Saturday, September 11, 2004

Questions about ubicomp and other tales of ordinary madness

Emily Zak is currently researching ubiquitous computing and invisible interfaces at the University of London, and she recently asked me to answer some very complex questions. I've posted some thoughts below:

Emily: With a lack of consensus about what ubiquitous technology is - pervasive, ambient, tangible interfaces, 'Calm Computing,' 'Transparent Technologies' - in your view what is ubiquitous or pervasive computing, where is it located or how is it mediated?

Anne: I'm partial to the terms ubiquitous and pervasive because they get at, what is to me, the core of the mythology: a design and engineering paradigm based on the assumption that computing can, and will, be distributed everywhere (i.e. not just on the desktop). Currently it is, by-and-large, located in laboratories and universities in the developed world. What I mean is that ubicomp isn't out-there-in-the-world-with-people yet, and likely won't be for decades to come, if it ever manifests itself as projected.

But this question of ubiquity is complicated and should be unpacked a bit. Unfortunately, Weiser's choice of the word "invisible" seems to be responsible for so much confusion; I don't think it was ever meant to be taken literally. The legacy is that ubicomp still tends to be discussed in terms of "seamless" interfaces, despite Weiser's clarification that "seamfulness" would be rather important. Researchers like Matthew Chalmers have tried to revive this concept, but it's a bit unclear to me what that might actually involve. It also seems to conflict with massive funding programmes like the EU's Disappearing Computing initiative.

Recently I've also noticed a shift away from describing ubicomp as allowing "anywhere, anytime" information, and towards getting people "the right information at the right time." A subtle difference but, I think, evidence that we are starting to understand that total ubiquity - or "always-on" computing - is not only technologically difficult, if not impossible, but also socially undesirable. Nonetheless, I think the obsession with "information" still misses Weiser's point about the importance of people.

Emily: Mark Weiser and others describe the drive toward ubiquitous computing as humane - with computers "getting out of the way." Are there assumptions being made about what is innately human and not-human activity and what is the everyday?

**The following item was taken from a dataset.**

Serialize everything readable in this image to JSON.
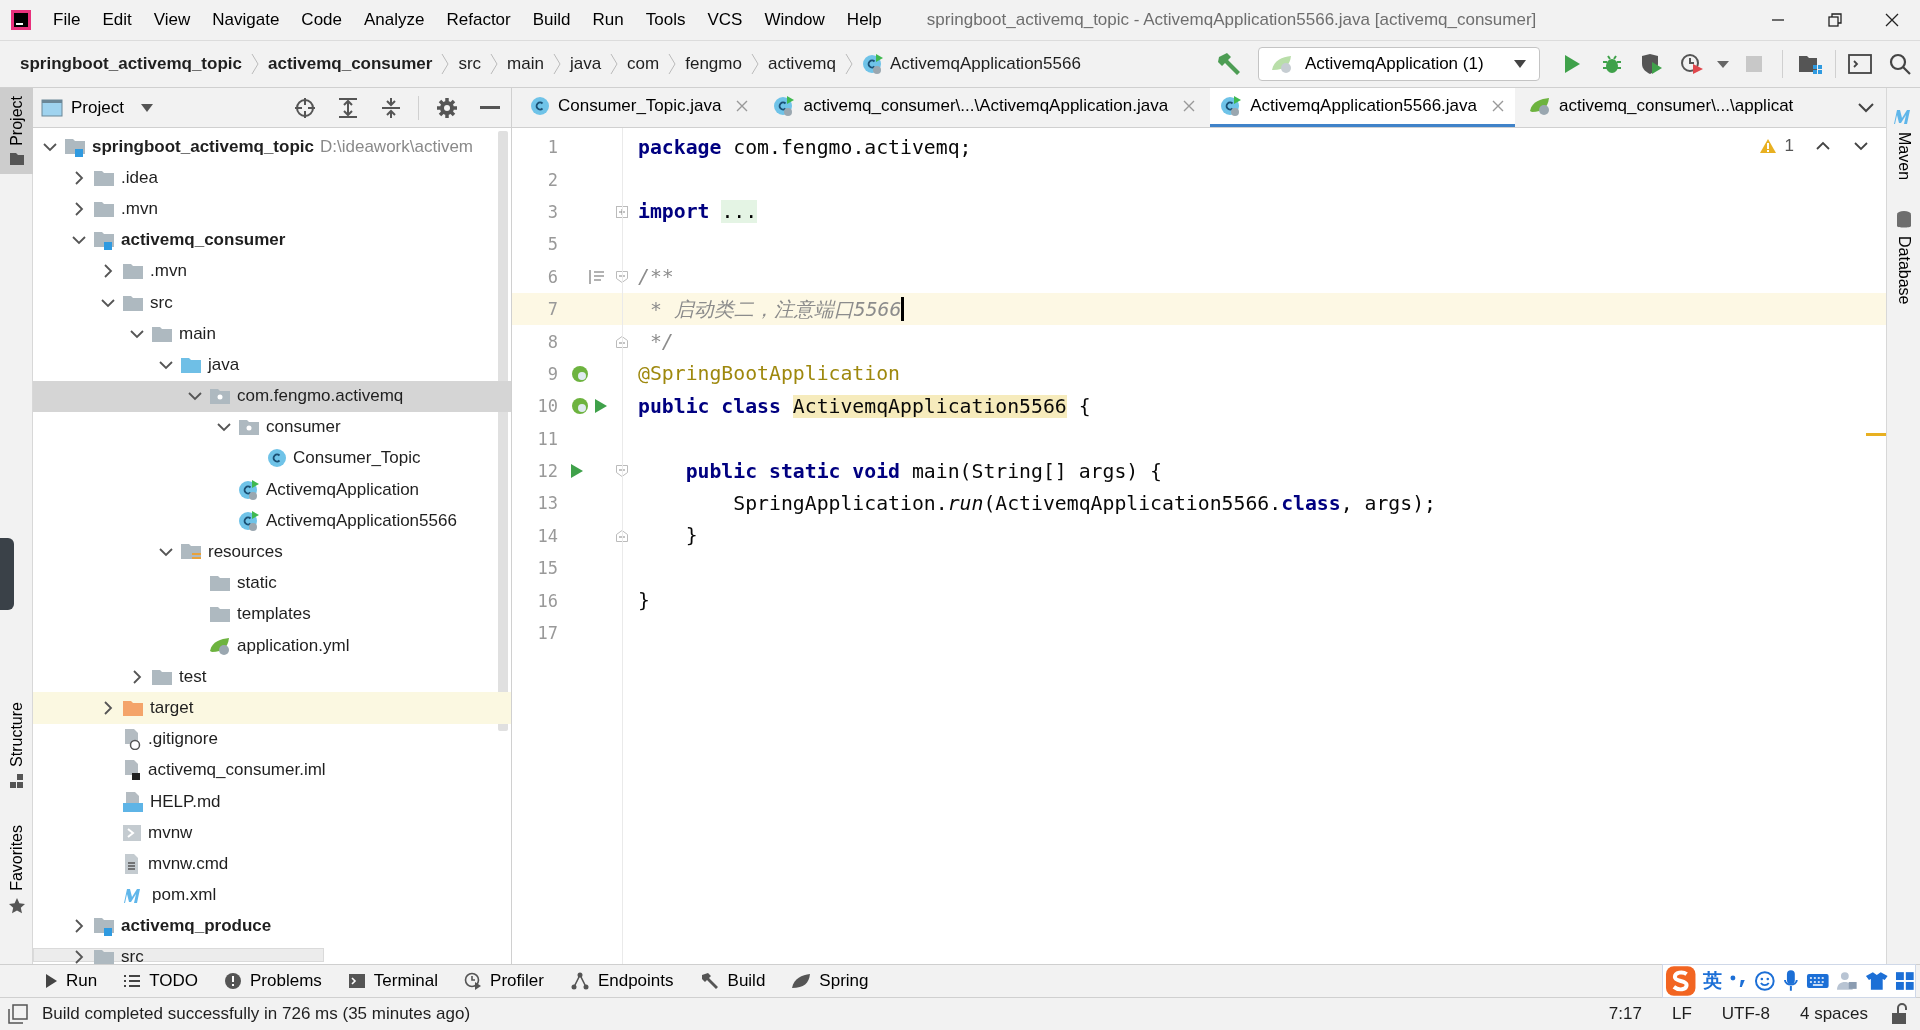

Anne: Weiser said that computers needed to move from the centre to the periphery of our attention, and this is, I think, the type of invisibility he imagined. The problem, as he understood it, was that desktop computers are somehow dehumanising, that they isolate us and take too much away from our quality of life. Of course there are assumptions being made in these scenarios about what computers, people and everyday life are - that's one of the things about ubicomp that interests me the most - and these assumptions rarely, if ever, get questioned.

The types of socio-cultural theory and method most often used within the human-computer interaction community include ecological or systems approaches, ethnomethodology and phenomenology. It is not coincidental that all these ways of thinking are ontologically and epistemologically compatible with the general principles of cybernetics - among other things, it makes translation between (and enrollment among) the necessary players much easier.

On the other hand, studies in science, technology and society, as well as cultural studies, critical theory and continental philosophy, including feminist theory, have challenged these ways of understanding human (and human-computer) interaction. Researchers like Donna Haraway, Manuel de Landa, Bruno Latour, and Lucy Suchman have been instrumental in these critiques of technoscience - but the body of relevant literature is huge and I won't get into it here.

Emily: How do concepts of intelligent technology, or discourses increasingly mediated by such technologies, challenge the assumption and primacy of human agency and pose ethical and philosophical questions about the nature of agency and intelligence? Further, how do embodied or situated practices, and networks of agency maintained at the sites of innovation, laboratories and research centres, influence the development and application of new media socio-technologies?

Anne: My own research draws a great deal from the work of people like Latour (especially for his notions about collectives of humans and non-humans), Adrian Mackenzie (for ideas about transduction, space and culture), and Deleuze & Guattari (for notions of mobility and becoming). One thing they all have in common is a blurring of the traditional boundaries between subjects and objects, which automatically reframes the issue of social agency.

Lucy Suchman has written about situated accountability, which suggests some sort of contextual (perhaps bottom-up) ethics will be necessary, but I do tend to agree with Latour that we are far from having a political and ethical position that is adequate for the interconnectedness conjured by his collectives, and technologies like ubicomp. In a world where we still argue about whether it is guns or people that kill people, I'm not quite sure what it will mean - in practice - when we say that neither guns nor people kill, but rather it is an assemblage that can be described as a person/gun that kills.

Connect this to the matter of spatial practice and things get even harder to pin down. I draw mostly on notions of flow - from Deleuze, to Rob Shields, to John Law - in my research. In this way we must also deal with the question of time, and it becomes difficult to say that innovation is maintained at any particular site as, in practice, it flows through many sites.

My dissertation delves deeper into these and similar questions, but you'll have to wait a few more months for that, I'm afraid. In the meantime, I hope you continue to ask excellent questions and I wish you the best of luck with your own research!